I have ordered another WRT54G to sit by the TV, although I am also tempted to get a decent antenna and have one sit around in monitor mode just to keep track of what other traffic is flowing by the house here.
This Dual Diversity Flat Patch Antenna from HyperLink looks like it would be suitable to get a stronger signal to the far end of the house. Remember that the Linksys boxes come with this weird RP-TNC connector, so any antenna you buy for it should have a Female Reverse Polarity TNC on it.

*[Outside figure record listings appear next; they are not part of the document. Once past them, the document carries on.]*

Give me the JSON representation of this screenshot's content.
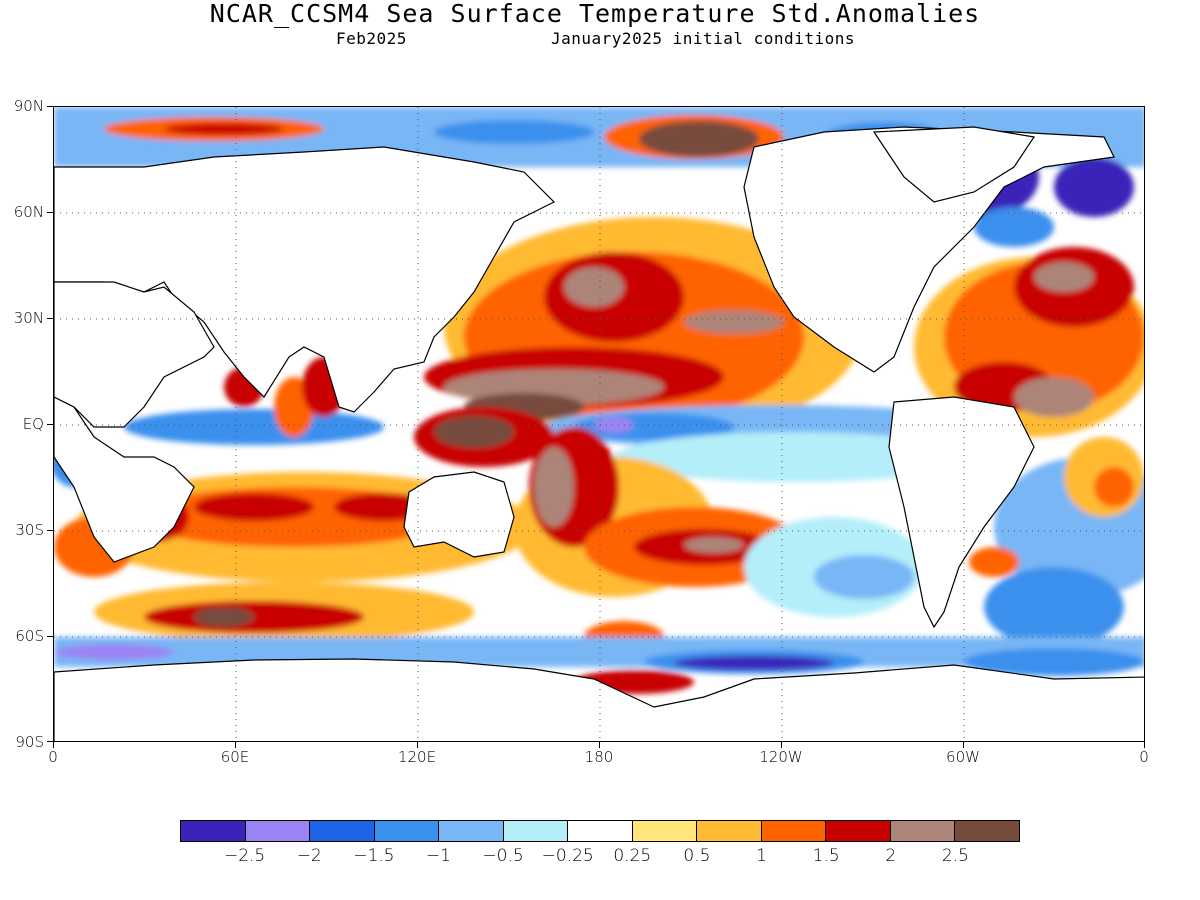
{
  "header": {
    "title": "NCAR_CCSM4 Sea Surface Temperature Std.Anomalies",
    "valid_month": "Feb2025",
    "initial_conditions": "January2025 initial conditions"
  },
  "map": {
    "latitude_labels": [
      "90N",
      "60N",
      "30N",
      "EQ",
      "30S",
      "60S",
      "90S"
    ],
    "longitude_labels": [
      "0",
      "60E",
      "120E",
      "180",
      "120W",
      "60W",
      "0"
    ],
    "projection": "equirectangular, 0 to 360 longitude",
    "grid": "dotted graticule every 30 degrees"
  },
  "colorbar": {
    "colors": [
      "#3b22b8",
      "#9b84f3",
      "#1f63e6",
      "#3a90ee",
      "#78b6f5",
      "#b4eef9",
      "#ffffff",
      "#ffe57a",
      "#ffba33",
      "#ff6300",
      "#c80000",
      "#ad8478",
      "#774b3e"
    ],
    "labels": [
      "−2.5",
      "−2",
      "−1.5",
      "−1",
      "−0.5",
      "−0.25",
      "0.25",
      "0.5",
      "1",
      "1.5",
      "2",
      "2.5"
    ]
  }
}
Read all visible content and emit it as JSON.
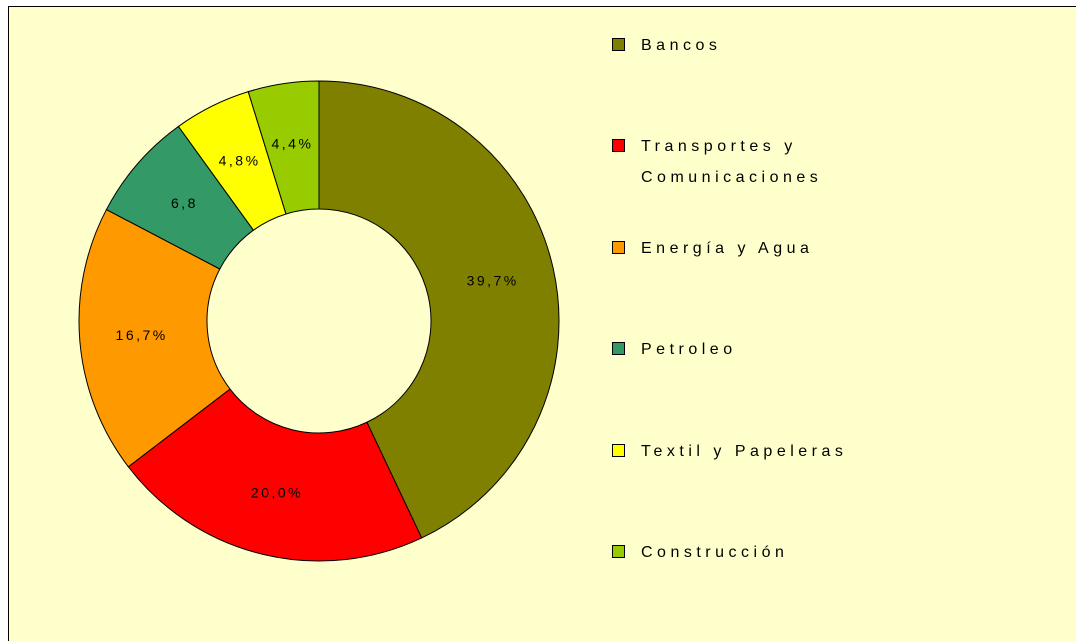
{
  "chart_data": {
    "type": "donut",
    "categories": [
      "Bancos",
      "Transportes y Comunicaciones",
      "Energía y Agua",
      "Petroleo",
      "Textil y Papeleras",
      "Construcción"
    ],
    "values": [
      39.7,
      20.0,
      16.7,
      6.8,
      4.8,
      4.4
    ],
    "value_labels": [
      "39,7%",
      "20,0%",
      "16,7%",
      "6,8",
      "4,8%",
      "4,4%"
    ],
    "colors": [
      "#808000",
      "#ff0000",
      "#ff9900",
      "#339966",
      "#ffff00",
      "#99cc00"
    ],
    "legend": "right"
  }
}
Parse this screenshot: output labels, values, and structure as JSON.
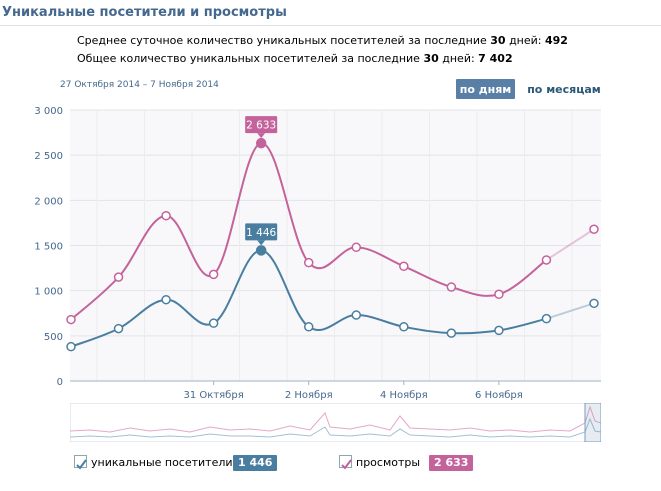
{
  "header": {
    "title": "Уникальные посетители и просмотры"
  },
  "summary": {
    "avg_prefix": "Среднее суточное количество уникальных посетителей за последние",
    "avg_days": "30",
    "avg_days_word": "дней:",
    "avg_value": "492",
    "total_prefix": "Общее количество уникальных посетителей за последние",
    "total_days": "30",
    "total_days_word": "дней:",
    "total_value": "7 402"
  },
  "date_range": "27 Октября 2014 – 7 Ноября 2014",
  "buttons": {
    "by_days": "по дням",
    "by_months": "по месяцам"
  },
  "colors": {
    "visitors": "#4a7ea1",
    "views": "#c4629b",
    "accent": "#5a7fa6"
  },
  "chart_data": {
    "type": "line",
    "x_labels": [
      "31 Октября",
      "2 Ноября",
      "4 Ноября",
      "6 Ноября"
    ],
    "y_ticks": [
      "0",
      "500",
      "1 000",
      "1 500",
      "2 000",
      "2 500",
      "3 000"
    ],
    "ylim": [
      0,
      3000
    ],
    "grid": true,
    "series": [
      {
        "name": "уникальные посетители",
        "color": "#4a7ea1",
        "values": [
          380,
          580,
          900,
          640,
          1446,
          600,
          730,
          600,
          530,
          560,
          690,
          860
        ]
      },
      {
        "name": "просмотры",
        "color": "#c4629b",
        "values": [
          680,
          1150,
          1830,
          1180,
          2633,
          1310,
          1480,
          1270,
          1040,
          960,
          1340,
          1680
        ]
      }
    ],
    "tooltips": [
      {
        "series": 1,
        "index": 4,
        "label": "2 633"
      },
      {
        "series": 0,
        "index": 4,
        "label": "1 446"
      }
    ]
  },
  "legend": [
    {
      "label": "уникальные посетители",
      "value": "1 446",
      "color": "#4a7ea1"
    },
    {
      "label": "просмотры",
      "value": "2 633",
      "color": "#c4629b"
    }
  ]
}
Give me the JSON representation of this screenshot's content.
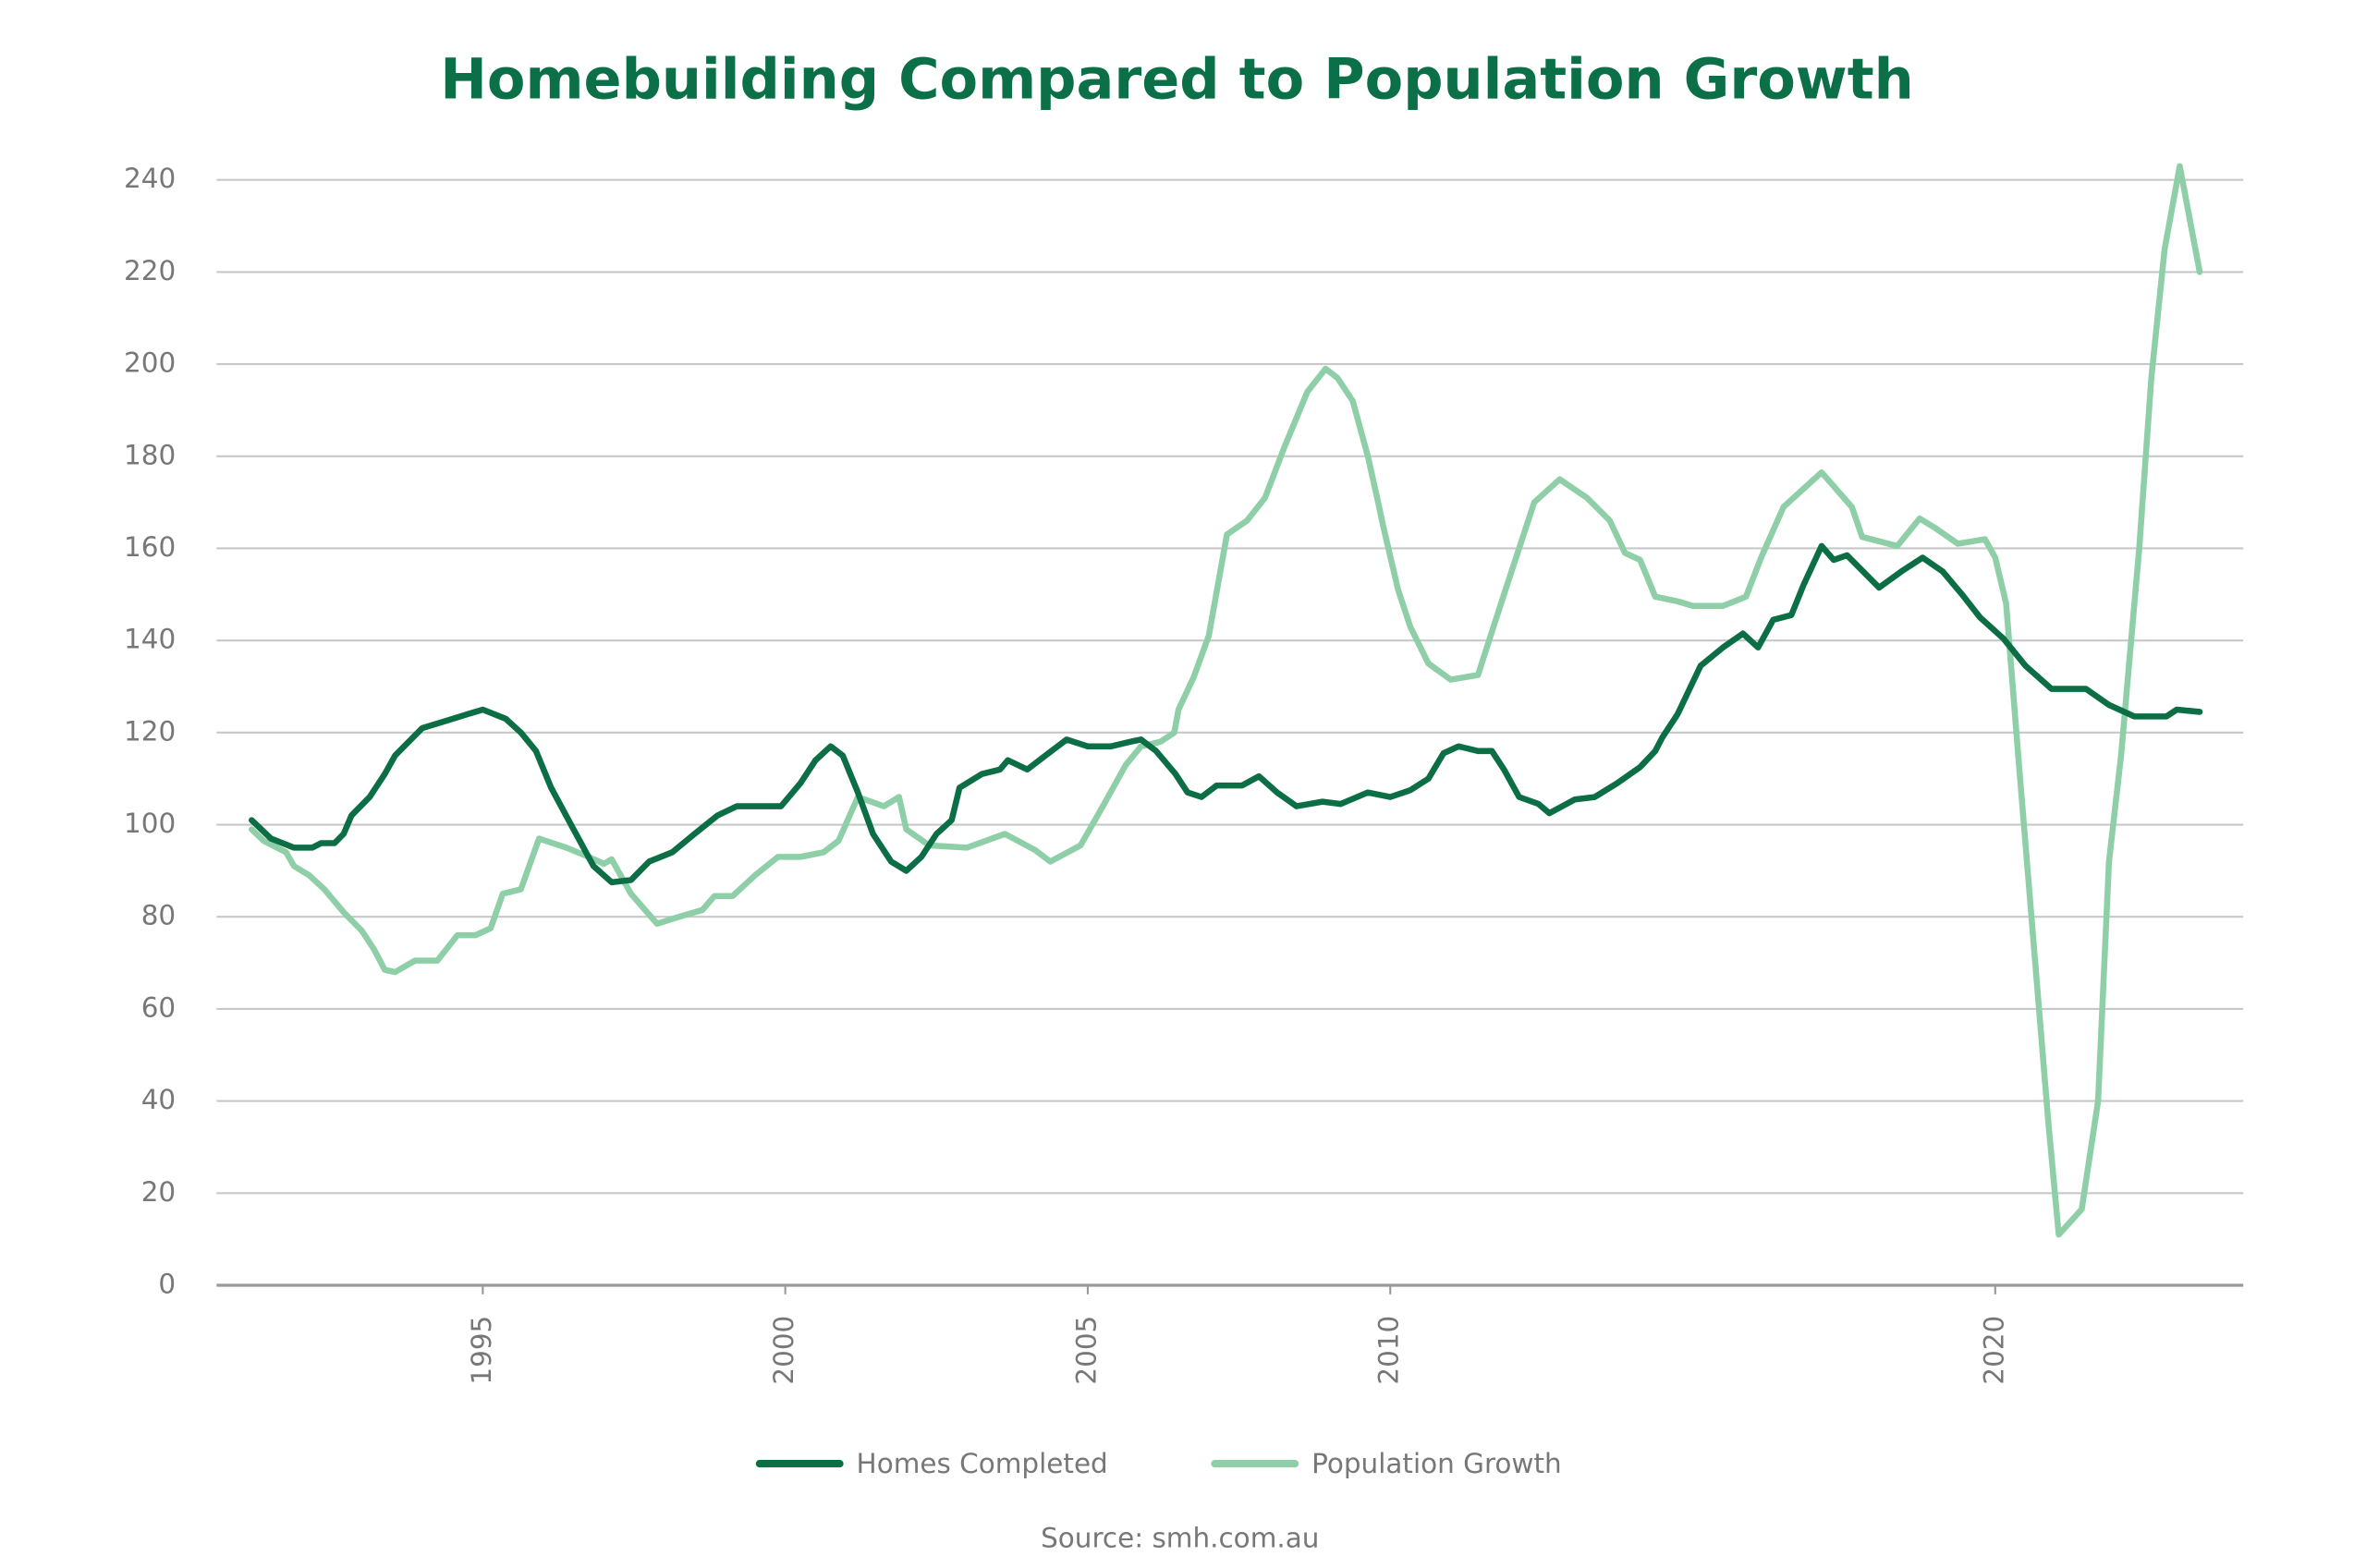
{
  "chart_data": {
    "type": "line",
    "title": "Homebuilding Compared to Population Growth",
    "source": "Source: smh.com.au",
    "xlim": [
      1990.6,
      2024.1
    ],
    "xticks": [
      1995,
      2000,
      2005,
      2010,
      2020
    ],
    "ylim": [
      0,
      240
    ],
    "yticks": [
      0,
      20,
      40,
      60,
      80,
      100,
      120,
      140,
      160,
      180,
      200,
      220,
      240
    ],
    "grid": true,
    "legend": "bottom",
    "series": [
      {
        "name": "Homes Completed",
        "color": "#0b6e45",
        "x": [
          1991.18,
          1991.5,
          1991.88,
          1992.18,
          1992.33,
          1992.55,
          1992.7,
          1992.83,
          1993.13,
          1993.38,
          1993.55,
          1994.0,
          1994.5,
          1994.75,
          1995.0,
          1995.38,
          1995.63,
          1995.88,
          1996.13,
          1996.5,
          1996.83,
          1997.13,
          1997.45,
          1997.75,
          1998.13,
          1998.5,
          1998.88,
          1999.2,
          1999.63,
          1999.93,
          2000.25,
          2000.5,
          2000.75,
          2000.95,
          2001.2,
          2001.45,
          2001.75,
          2002.0,
          2002.25,
          2002.5,
          2002.75,
          2002.88,
          2003.25,
          2003.55,
          2003.68,
          2004.0,
          2004.3,
          2004.65,
          2005.0,
          2005.38,
          2005.7,
          2005.88,
          2006.13,
          2006.45,
          2006.65,
          2006.88,
          2007.13,
          2007.55,
          2007.83,
          2008.13,
          2008.45,
          2008.88,
          2009.18,
          2009.63,
          2010.0,
          2010.33,
          2010.63,
          2010.88,
          2011.13,
          2011.45,
          2011.68,
          2011.88,
          2012.13,
          2012.45,
          2012.63,
          2013.05,
          2013.38,
          2013.75,
          2014.13,
          2014.38,
          2014.5,
          2014.75,
          2015.13,
          2015.5,
          2015.83,
          2016.08,
          2016.33,
          2016.63,
          2016.83,
          2017.13,
          2017.33,
          2017.55,
          2018.08,
          2018.45,
          2018.8,
          2019.13,
          2019.45,
          2019.75,
          2020.13,
          2020.5,
          2020.93,
          2021.5,
          2021.88,
          2022.3,
          2022.83,
          2023.0,
          2023.38
        ],
        "values": [
          101,
          97,
          95,
          95,
          96,
          96,
          98,
          102,
          106,
          111,
          115,
          121,
          123,
          124,
          125,
          123,
          120,
          116,
          108,
          99,
          91,
          87.5,
          88,
          92,
          94,
          98,
          102,
          104,
          104,
          104,
          109,
          114,
          117,
          115,
          107,
          98,
          92,
          90,
          93,
          98,
          101,
          108,
          111,
          112,
          114,
          112,
          115,
          118.5,
          117,
          117,
          118,
          118.5,
          116,
          111,
          107,
          106,
          108.5,
          108.5,
          110.5,
          107,
          104,
          105,
          104.5,
          107,
          106,
          107.5,
          110,
          115.5,
          117,
          116,
          116,
          112,
          106,
          104.5,
          102.5,
          105.5,
          106,
          109,
          112.5,
          116,
          119,
          124,
          134.5,
          138.5,
          141.5,
          138.5,
          144.5,
          145.5,
          152,
          160.5,
          157.5,
          158.5,
          151.5,
          155,
          158,
          155,
          150,
          145,
          140.5,
          134.5,
          129.5,
          129.5,
          126,
          123.5,
          123.5,
          125,
          124.5
        ]
      },
      {
        "name": "Population Growth",
        "color": "#8ecfa8",
        "x": [
          1991.18,
          1991.38,
          1991.75,
          1991.88,
          1992.13,
          1992.38,
          1992.7,
          1993.0,
          1993.2,
          1993.38,
          1993.55,
          1993.88,
          1994.25,
          1994.58,
          1994.88,
          1995.13,
          1995.33,
          1995.63,
          1995.93,
          1996.38,
          1996.75,
          1997.0,
          1997.13,
          1997.45,
          1997.88,
          1998.25,
          1998.63,
          1998.83,
          1999.13,
          1999.5,
          1999.88,
          2000.25,
          2000.63,
          2000.88,
          2001.2,
          2001.63,
          2001.88,
          2002.0,
          2002.38,
          2003.0,
          2003.63,
          2004.13,
          2004.38,
          2004.88,
          2005.25,
          2005.63,
          2005.88,
          2006.2,
          2006.43,
          2006.5,
          2006.75,
          2007.0,
          2007.3,
          2007.63,
          2007.93,
          2008.25,
          2008.63,
          2008.93,
          2009.13,
          2009.38,
          2009.63,
          2009.8,
          2009.88,
          2010.13,
          2010.33,
          2010.63,
          2011.0,
          2011.45,
          2011.88,
          2012.38,
          2012.8,
          2013.25,
          2013.63,
          2013.88,
          2014.13,
          2014.38,
          2014.75,
          2015.0,
          2015.5,
          2015.88,
          2016.13,
          2016.5,
          2017.13,
          2017.63,
          2017.8,
          2018.38,
          2018.75,
          2019.0,
          2019.38,
          2019.83,
          2020.0,
          2020.18,
          2020.38,
          2020.63,
          2020.88,
          2021.05,
          2021.43,
          2021.7,
          2021.88,
          2022.08,
          2022.38,
          2022.58,
          2022.8,
          2023.05,
          2023.38
        ],
        "values": [
          99,
          96.5,
          94,
          91,
          89,
          86,
          81,
          77,
          73,
          68.5,
          68,
          70.5,
          70.5,
          76,
          76,
          77.5,
          85,
          86,
          97,
          95,
          93,
          91.5,
          92.5,
          85,
          78.5,
          80,
          81.5,
          84.5,
          84.5,
          89,
          93,
          93,
          94,
          96.5,
          106,
          104,
          106,
          99,
          95.5,
          95,
          98,
          94.5,
          92,
          95.5,
          104,
          113,
          117,
          118,
          120,
          125,
          132,
          141,
          163,
          166,
          171,
          182,
          194,
          199,
          197,
          192,
          180,
          170,
          165,
          151,
          143,
          135,
          131.5,
          132.5,
          150,
          170,
          175,
          171,
          166,
          159,
          157.5,
          149.5,
          148.5,
          147.5,
          147.5,
          149.5,
          158,
          169,
          176.5,
          169,
          162.5,
          160.5,
          166.5,
          164.5,
          161,
          162,
          158,
          148,
          115,
          75,
          35,
          11,
          16.5,
          40,
          92,
          115,
          160,
          197,
          225,
          243,
          220
        ]
      }
    ]
  }
}
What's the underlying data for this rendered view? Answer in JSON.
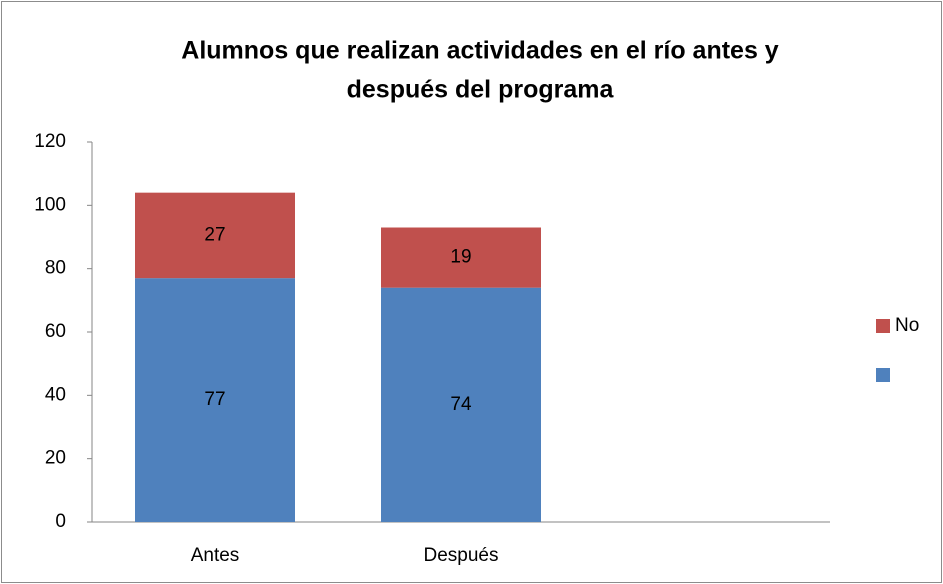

[Update March 5, 2004] I picked up a couple of those Hyperlink antennas and they didn't boost things as much as I had expected. I did hook up the WRT behind the TV as per the network diagram above and am running it in client mode and it works well. It does seem like there is an issue with plugging multiple clients into it in client mode, so probably a driver bug somewhere. Nothing really to getting client mode working. Simply set it to client mode on the wireless tab of the firmware. However, I find that for some reason mine isn't associating automatically. Logging in and manually doing:
wl join Canada key 3132333435
seems to do the trick. (Not my real key obviously) You can then check the status with:
# wl assoc SSID: "Canada" Mode: Managed RSSI: -40 dBm noise: -85 dBm Channel: 3 BSSID: 00:06:25:C5:32:21 Capability: ESS WEP ShortSlot Supported Rates: [ 1(b) 2(b) 5.5(b) 6 9 11(b) 12 18 24 36 48 54 ]
One very useful feature of client mode would be to bring it on trips. With its superior radio combined with one of the Hyperlink antennas it should be able to pick up open gateways at quite a distance. See the Kismet post for further details on using it for finding gateways and with client mode you could then associate the wrt with a gateway and plug yourself into one of the wired ports. No more messing around with wireless drivers on your laptop.
WDS mode between AP1 and AP2 is all done through the web interface as well. Each WDS endpoint needs an ip. 10.0.0.1 and 10.0.0.2 in my case. Then specify the MAC of the other AP in each web interface. Make sure both are set to the same channel and same ESSID and turn off any firewalling. There is one step the current firmware doesn't handle, so you need to do that manually after each reboot. Either via the Administration->Diagnostics tab in the web interface or by logging in, issue this:
brctl addif br0 wds0.2
to add the wds link to the LAN bridge. After doing these steps you should be able to ping the other side.